When we compared contaminant levels of adult and nestling feathers, we expected levels of metals to be higher in adults than in nestlings, especially because adults have had longer time to acquire and bioaccumulate contaminants (Burger et al. 2009). However, we found significantly higher levels of zinc and copper in nestlings, and only arsenic, lead and cadmium were significantly higher in adults. Interestingly, the metals are here divided by their redox activity (Koivula et al. 2011). Copper is a redox active metal, while arsenic, lead and cadmium are redox inactive. Adult and nestling feathers present a slightly different composition because, at the time of sample collection, adult feathers are completely formed, while in 15-day-old nestlings, feathers are still growing and have an active blood circulation supporting their growth (Burger and Gochfeld 1992). Once the feather has reached its full size, the blood supply is no longer needed, and the vessels shrivel up. The redox inactive metals have strong affinity to the sulfhydryl groups of keratin (a key protein in feather), and this is probably why we found higher levels of these metals in adult feathers. Nestling feathers, on the other hand, include blood vessels and blood that might contain more copper and zinc than pure keratin.

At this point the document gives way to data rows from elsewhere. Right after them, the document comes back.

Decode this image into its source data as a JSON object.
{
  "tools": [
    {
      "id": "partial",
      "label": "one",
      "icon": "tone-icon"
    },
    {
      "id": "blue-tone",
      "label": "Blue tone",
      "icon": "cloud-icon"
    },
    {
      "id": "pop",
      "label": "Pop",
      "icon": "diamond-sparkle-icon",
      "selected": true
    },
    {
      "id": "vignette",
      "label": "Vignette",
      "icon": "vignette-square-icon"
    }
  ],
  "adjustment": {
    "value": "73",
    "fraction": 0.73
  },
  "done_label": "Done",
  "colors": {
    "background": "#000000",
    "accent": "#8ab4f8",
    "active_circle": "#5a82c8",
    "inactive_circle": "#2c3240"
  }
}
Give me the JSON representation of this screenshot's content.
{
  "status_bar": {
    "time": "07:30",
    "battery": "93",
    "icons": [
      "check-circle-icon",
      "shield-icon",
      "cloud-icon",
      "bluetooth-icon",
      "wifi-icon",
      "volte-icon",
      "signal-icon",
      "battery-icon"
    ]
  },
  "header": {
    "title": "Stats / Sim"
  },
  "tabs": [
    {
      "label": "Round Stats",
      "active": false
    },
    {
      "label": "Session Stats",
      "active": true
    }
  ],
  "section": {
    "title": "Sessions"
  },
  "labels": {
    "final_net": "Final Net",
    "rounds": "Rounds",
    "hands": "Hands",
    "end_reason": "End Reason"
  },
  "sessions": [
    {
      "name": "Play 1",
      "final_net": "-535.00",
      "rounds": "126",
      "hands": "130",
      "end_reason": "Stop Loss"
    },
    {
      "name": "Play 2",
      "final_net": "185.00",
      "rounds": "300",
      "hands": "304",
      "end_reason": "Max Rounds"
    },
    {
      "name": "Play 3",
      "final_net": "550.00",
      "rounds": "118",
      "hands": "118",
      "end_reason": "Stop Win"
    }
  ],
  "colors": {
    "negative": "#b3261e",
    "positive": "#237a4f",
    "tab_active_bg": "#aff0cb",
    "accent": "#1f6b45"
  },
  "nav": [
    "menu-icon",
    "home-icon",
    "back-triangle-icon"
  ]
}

Since mercury and arsenic levels showed a consistent pattern in feathers and excrements of nestling Great Tits, we may well say that these substrates present a good method for the evaluation of these elements in the study areas. Arsenic is a toxic non-essential element that readily bioaccumulates. Several reported values for arsenic in the feathers and excrements of Great Tit are higher than the levels found in the present study (Janssens et al. 2003; Dauwe et al. 2004; Eeva et al. 2006, 2009), and no toxic effect was found to be directly related to arsenic values. Mercury is considered to be very toxic for wild animals, and at higher levels of contamination, it can adversely affect birds by reducing their fecundity, growth and body length (Eisler 1987). Although the values found in the present study were within the ranges previously reported for mercury levels in feathers and excrements of Great Tit inhabiting metal-contaminated sites (Janssens et al. 2002, 2003), we found no direct adverse effects on the breeding biology of the Great Tit (Costa et al. 2011a). Nevertheless, considering the well-known hazardous effect of these elements on the environment, the regular monitoring of the study areas is essential.

In conclusion, nestlings seem a more optimal choice for the evaluation of local pollution, since we can sample data from a defined area and time period. Furthermore, because the nestlings stay within the nest boxes, there is a very limited possibility of external airborne deposition from industrial sources, which can happen to adults. In addition, we found that nestlings’ feathers show a different metal profile, which is partly due to the fact that their feathers are still growing and show a different tissue composition in comparison to fully grown feathers. Therefore, the developmental stage of feathers is important to consider when such results are interpreted.